Prof. Haykin’s aim is possibly to show how the fine characters and energies of the three Ks made the Second London Confession possible. If this is so, it would have been better to have put the biographies at the beginning of the book, Kiffin’s and Knollys’ being given more detail, followed by a chapter on how these saints interacted and then trace their involvement historically in the development and publication of the Second London Confession. Even this, however, would not produce a satisfactory book as no less than 37 pastors signed the Confession and, presumably, they all had some say in its composition.
Another, more sinister, reason for this publication presents itself. We are asked to rediscover the characteristics of the so-called ‘Calvinistic Baptists.’ The use of this term covers not so much a re-discovery as a re-defining and re-formulation of what these people believed.
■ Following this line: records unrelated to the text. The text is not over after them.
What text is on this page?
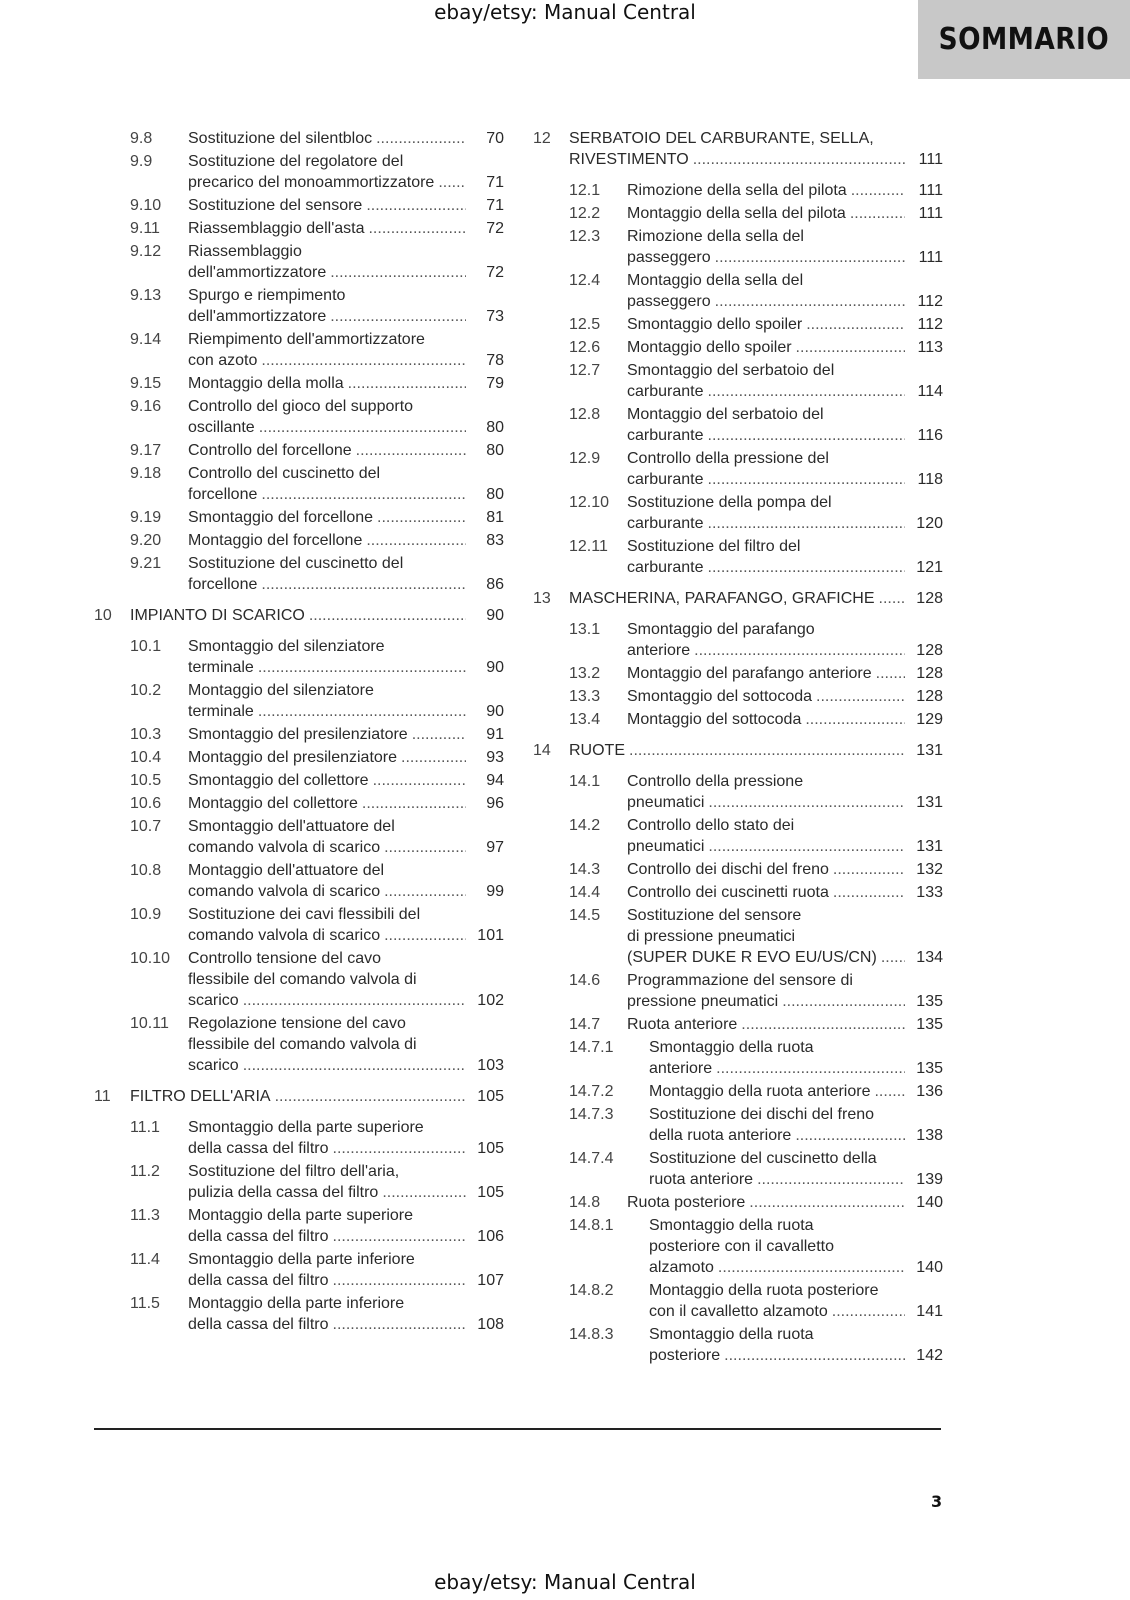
ebay/etsy: Manual Central
SOMMARIO
9.8	Sostituzione del silentbloc .....	70
9.9	Sostituzione del regolatore del
precarico del monoammortizzatore .....	71
9.10	Sostituzione del sensore .....	71
9.11	Riassemblaggio dell'asta .....	72
9.12	Riassemblaggio
dell'ammortizzatore .....	72
9.13	Spurgo e riempimento
dell'ammortizzatore .....	73
9.14	Riempimento dell'ammortizzatore
con azoto .....	78
9.15	Montaggio della molla .....	79
9.16	Controllo del gioco del supporto
oscillante .....	80
9.17	Controllo del forcellone .....	80
9.18	Controllo del cuscinetto del
forcellone .....	80
9.19	Smontaggio del forcellone .....	81
9.20	Montaggio del forcellone .....	83
9.21	Sostituzione del cuscinetto del
forcellone .....	86
10	IMPIANTO DI SCARICO .....	90
10.1	Smontaggio del silenziatore
terminale .....	90
10.2	Montaggio del silenziatore
terminale .....	90
10.3	Smontaggio del presilenziatore .....	91
10.4	Montaggio del presilenziatore .....	93
10.5	Smontaggio del collettore .....	94
10.6	Montaggio del collettore .....	96
10.7	Smontaggio dell'attuatore del
comando valvola di scarico .....	97
10.8	Montaggio dell'attuatore del
comando valvola di scarico .....	99
10.9	Sostituzione dei cavi flessibili del
comando valvola di scarico .....	101
10.10	Controllo tensione del cavo
flessibile del comando valvola di
scarico .....	102
10.11	Regolazione tensione del cavo
flessibile del comando valvola di
scarico .....	103
11	FILTRO DELL'ARIA .....	105
11.1	Smontaggio della parte superiore
della cassa del filtro .....	105
11.2	Sostituzione del filtro dell'aria,
pulizia della cassa del filtro .....	105
11.3	Montaggio della parte superiore
della cassa del filtro .....	106
11.4	Smontaggio della parte inferiore
della cassa del filtro .....	107
11.5	Montaggio della parte inferiore
della cassa del filtro .....	108
12	SERBATOIO DEL CARBURANTE, SELLA,
RIVESTIMENTO .....	111
12.1	Rimozione della sella del pilota .....	111
12.2	Montaggio della sella del pilota .....	111
12.3	Rimozione della sella del
passeggero .....	111
12.4	Montaggio della sella del
passeggero .....	112
12.5	Smontaggio dello spoiler .....	112
12.6	Montaggio dello spoiler .....	113
12.7	Smontaggio del serbatoio del
carburante .....	114
12.8	Montaggio del serbatoio del
carburante .....	116
12.9	Controllo della pressione del
carburante .....	118
12.10	Sostituzione della pompa del
carburante .....	120
12.11	Sostituzione del filtro del
carburante .....	121
13	MASCHERINA, PARAFANGO, GRAFICHE .....	128
13.1	Smontaggio del parafango
anteriore .....	128
13.2	Montaggio del parafango anteriore .....	128
13.3	Smontaggio del sottocoda .....	128
13.4	Montaggio del sottocoda .....	129
14	RUOTE .....	131
14.1	Controllo della pressione
pneumatici .....	131
14.2	Controllo dello stato dei
pneumatici .....	131
14.3	Controllo dei dischi del freno .....	132
14.4	Controllo dei cuscinetti ruota .....	133
14.5	Sostituzione del sensore
di pressione pneumatici
(SUPER DUKE R EVO EU/US/CN) .....	134
14.6	Programmazione del sensore di
pressione pneumatici .....	135
14.7	Ruota anteriore .....	135
14.7.1	Smontaggio della ruota
anteriore .....	135
14.7.2	Montaggio della ruota anteriore .....	136
14.7.3	Sostituzione dei dischi del freno
della ruota anteriore .....	138
14.7.4	Sostituzione del cuscinetto della
ruota anteriore .....	139
14.8	Ruota posteriore .....	140
14.8.1	Smontaggio della ruota
posteriore con il cavalletto
alzamoto .....	140
14.8.2	Montaggio della ruota posteriore
con il cavalletto alzamoto .....	141
14.8.3	Smontaggio della ruota
posteriore .....	142
3
ebay/etsy: Manual Central
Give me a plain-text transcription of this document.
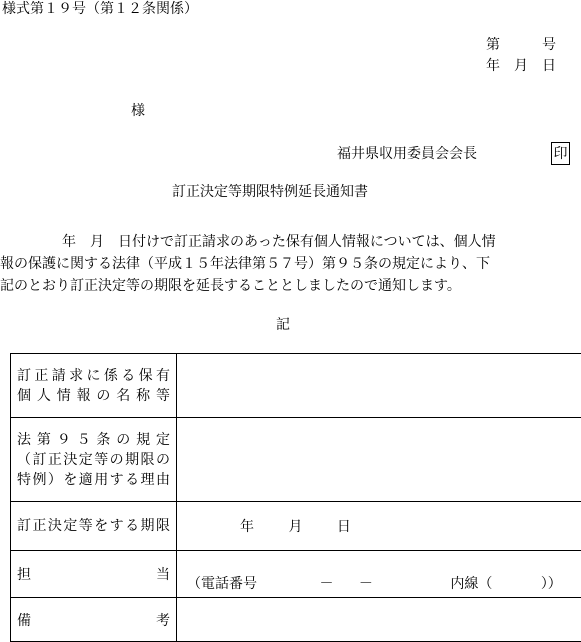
様式第１９号（第１２条関係）
第　　　号
年　月　日
様
福井県収用委員会会長	印
訂正決定等期限特例延長通知書
年　月　日付けで訂正請求のあった保有個人情報については、個人情
報の保護に関する法律（平成１５年法律第５７号）第９５条の規定により、下
記のとおり訂正決定等の期限を延長することとしましたので通知します。
記
訂正請求に係る保有
個人情報の名称等	

法第９５条の規定
（訂正決定等の期限の
特例）を適用する理由	

訂正決定等をする期限	年 月 日

担 当	（電話番号 － － 内線（ ））

備 考	
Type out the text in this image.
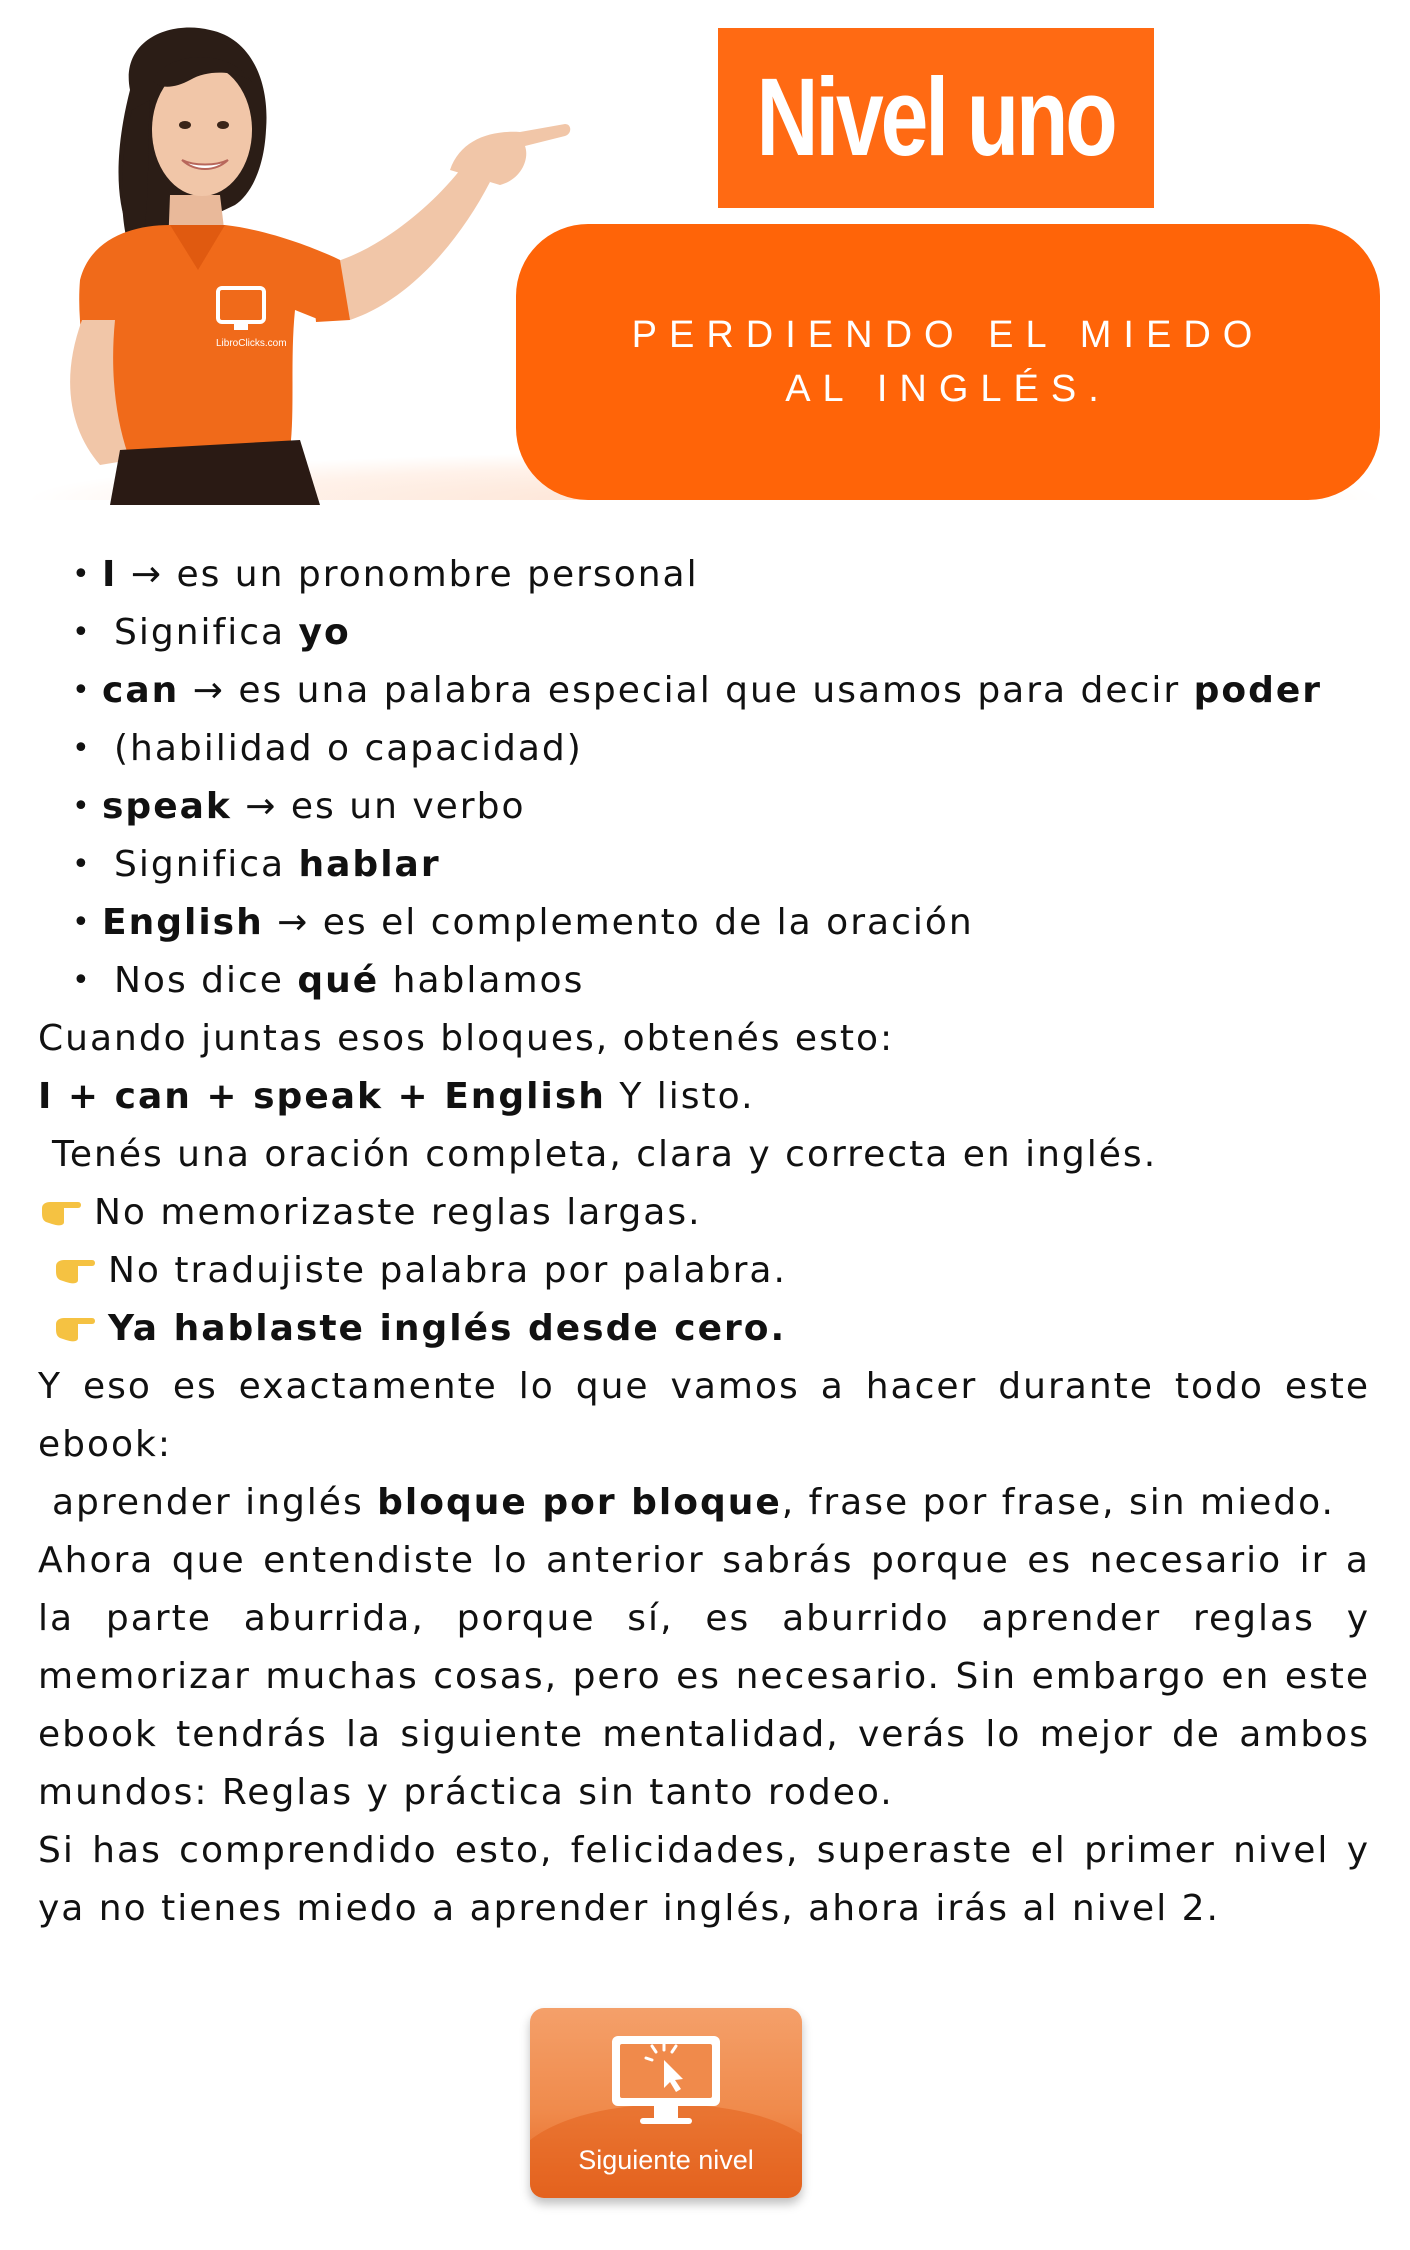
LibroClicks.com
Nivel uno
PERDIENDO EL MIEDO AL INGLÉS.
• I → es un pronombre personal
• Significa yo
• can → es una palabra especial que usamos para decir poder
• (habilidad o capacidad)
• speak → es un verbo
• Significa hablar
• English → es el complemento de la oración
• Nos dice qué hablamos

Cuando juntas esos bloques, obtenés esto:

I + can + speak + English Y listo.

Tenés una oración completa, clara y correcta en inglés.

No memorizaste reglas largas.

No tradujiste palabra por palabra.

Ya hablaste inglés desde cero.

Y eso es exactamente lo que vamos a hacer durante todo este

ebook:

aprender inglés bloque por bloque, frase por frase, sin miedo.

Ahora que entendiste lo anterior sabrás porque es necesario ir a la parte aburrida, porque sí, es aburrido aprender reglas y memorizar muchas cosas, pero es necesario. Sin embargo en este ebook tendrás la siguiente mentalidad, verás lo mejor de ambos mundos: Reglas y práctica sin tanto rodeo.

Si has comprendido esto, felicidades, superaste el primer nivel y ya no tienes miedo a aprender inglés, ahora irás al nivel 2.

Siguiente nivel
Their love for particular atonement is played down, indeed, they are robbed of the doctrines of grace. The many asides and misrepresentations in Haykin’s book against formerly orthodox views, now branded as Hyper-Calvinist, is typical of a new, highly aggressive and intolerant pseudo-Calvinism. It is common knowledge that Dr. Oliver and Errol Hulse, whom Haykin has leaned on in publishing the book, have joined our author in making an all out fight against orthodox, Particular Baptist doctrines. One of the great dying sorrows of Banner of Truth co-founder Sidney Norton, was to see such former Reformed evangelicals preaching an improper gospel of an atonement, ineffective until secured by man’s duty faith. As I am writing this article, the Banner of Truth is plotting with contacts in North America to introduce thousands of free copies of Iain Murray’s latest anti-Calvinist book, Spurgeon v. Hyper-Calvinism, with its historical revisionism of Gill, Rippon, Huntington and Spurgeon, into Southern Baptist churches. One SB leader writes that he has already received an unsolicited free copy courtesy of Oliver and Hulse and has thus placed a formal complaint before his denomination. Hard times are ahead of us, dear brethren, and Prof. Haykin’s book is symptomatic of them.